Starring: Vincent Lindon, Pascal Elbé, Virginie Ledoyen and Florence Foresti
Distributor: Hopscotch Films
Runtime: 96 mins. Reviewed in Nov 2011
This movie is unusual for two reasons. It is a French film and spoken in that language, yet it takes place entirely in London. And it is a French romantic comedy without that staple ingredient of French romantic comedies: charm. On both counts, viewing it is an odd, kind of detached experience.
With the opening scenes of London Bridge, the Houses of Parliament and other London landmarks, you might think that the stage would be set for a unique interplay of French sensibilities and British customs. But it never eventuates.
Undoubtedly this is because it is set in a section of Kensington known as Frog Alley after all the French expats who congregate there. The central character works in a French bookshop on the High Street. Everyone gathers at a French pub, Chez Yvonne. Apart from a few exteriors, the whole thing might as well have been shot on a soundstage in Paris because there is no sense of England.
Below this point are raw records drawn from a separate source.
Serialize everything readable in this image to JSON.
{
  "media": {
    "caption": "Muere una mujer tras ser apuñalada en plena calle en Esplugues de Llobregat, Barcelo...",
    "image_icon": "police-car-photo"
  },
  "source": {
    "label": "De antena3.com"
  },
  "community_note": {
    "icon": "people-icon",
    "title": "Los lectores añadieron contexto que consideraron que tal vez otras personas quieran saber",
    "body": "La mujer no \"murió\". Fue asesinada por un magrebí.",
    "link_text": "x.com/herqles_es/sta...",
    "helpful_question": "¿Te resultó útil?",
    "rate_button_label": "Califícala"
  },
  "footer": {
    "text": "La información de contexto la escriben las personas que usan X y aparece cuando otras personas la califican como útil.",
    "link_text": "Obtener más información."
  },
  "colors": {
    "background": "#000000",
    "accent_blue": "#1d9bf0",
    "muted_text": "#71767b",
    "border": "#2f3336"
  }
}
The absence of charm is a more serious flaw. The two male characters around whom it revolves are lugubrious types. This is hardly unusual in French leading men, but this duo is not engaging. They are lifetime best friends who have failed marriages, and each is raising a young child.
Mathias (Vincent Lindon), who lost his job in a Paris bookshop because he clashed with customers, comes to London to visit Antoine (Pascal Elbé) and proposes they renovate his house so that they can share both the dwelling and the business of child-rearing . Their children are best friends, too, so it should be an ideal set-up.
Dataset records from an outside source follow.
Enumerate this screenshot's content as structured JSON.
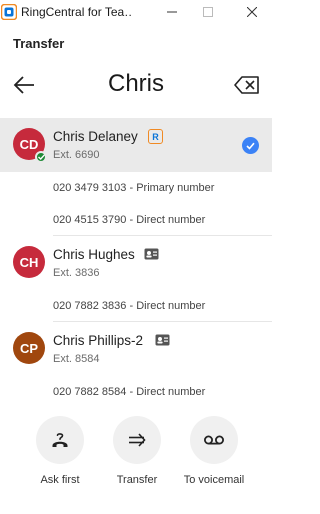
{
  "window": {
    "title": "RingCentral for Tea…",
    "min_icon": "minimize-icon",
    "max_icon": "maximize-icon",
    "close_icon": "close-icon"
  },
  "header": {
    "title": "Transfer"
  },
  "search": {
    "value": "Chris",
    "back_icon": "arrow-left-icon",
    "clear_icon": "backspace-clear-icon"
  },
  "contacts": [
    {
      "initials": "CD",
      "name": "Chris Delaney",
      "ext": "Ext. 6690",
      "avatar_color": "#c62a3c",
      "presence": "available",
      "badge": "ringcentral-icon",
      "badge_text": "R",
      "selected": true,
      "numbers": [
        {
          "number": "020 3479 3103",
          "sep": " - ",
          "type": "Primary number"
        },
        {
          "number": "020 4515 3790",
          "sep": " - ",
          "type": "Direct number"
        }
      ]
    },
    {
      "initials": "CH",
      "name": "Chris Hughes",
      "ext": "Ext. 3836",
      "avatar_color": "#c62a3c",
      "badge": "contact-card-icon",
      "selected": false,
      "numbers": [
        {
          "number": "020 7882 3836",
          "sep": " - ",
          "type": "Direct number"
        }
      ]
    },
    {
      "initials": "CP",
      "name": "Chris Phillips-2",
      "ext": "Ext. 8584",
      "avatar_color": "#a0470e",
      "badge": "contact-card-icon",
      "selected": false,
      "numbers": [
        {
          "number": "020 7882 8584",
          "sep": " - ",
          "type": "Direct number"
        }
      ]
    }
  ],
  "actions": [
    {
      "label": "Ask first",
      "icon": "ask-first-icon"
    },
    {
      "label": "Transfer",
      "icon": "transfer-arrow-icon"
    },
    {
      "label": "To voicemail",
      "icon": "voicemail-icon"
    }
  ],
  "colors": {
    "accent": "#3b82f6",
    "brand": "#f08a24",
    "presence": "#1e8a36"
  }
}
But it is a real Odd Couple situation. Antoine is the Felix of the duo – obsessive-compulsive in his attention to cleanliness and a dedicated cook whose meals are on the table bang on schedule. He draws up a list of house rules that include doing without babysitters, no women in the house, no smoking and a strict curfew.
Mathias is the Oscar – untidy, undisciplined and unreliable, whose idea of cooking is to wrap pieces of fish in foil and place them in the dishwasher on hot cycle.
The romantic complications essential to the genre involve Mathias’s ex-wife (Mar Sodoup), who still carries a torch for him, and his new romance with Audrey (Virginie Ledoyen), a TV journalist. Then there is Antoine, who has sworn off women after his bad marriage experience and cannot recognise the signs that Sophie (Florence Foresti) wants to be more than just a friend. A peripheral couple are the motherly Yvonne at the pub (Bernadette Lafont) and a shy young customer who fancies her (Mathias Mlekuz).
Director Lorraine Levy, who co-wrote the screenplay based on a novel by Marc Levy, seems to have been enamoured of her characters and their lives, but she would have made a better film had she found a way to inject some sparkle into proceedings.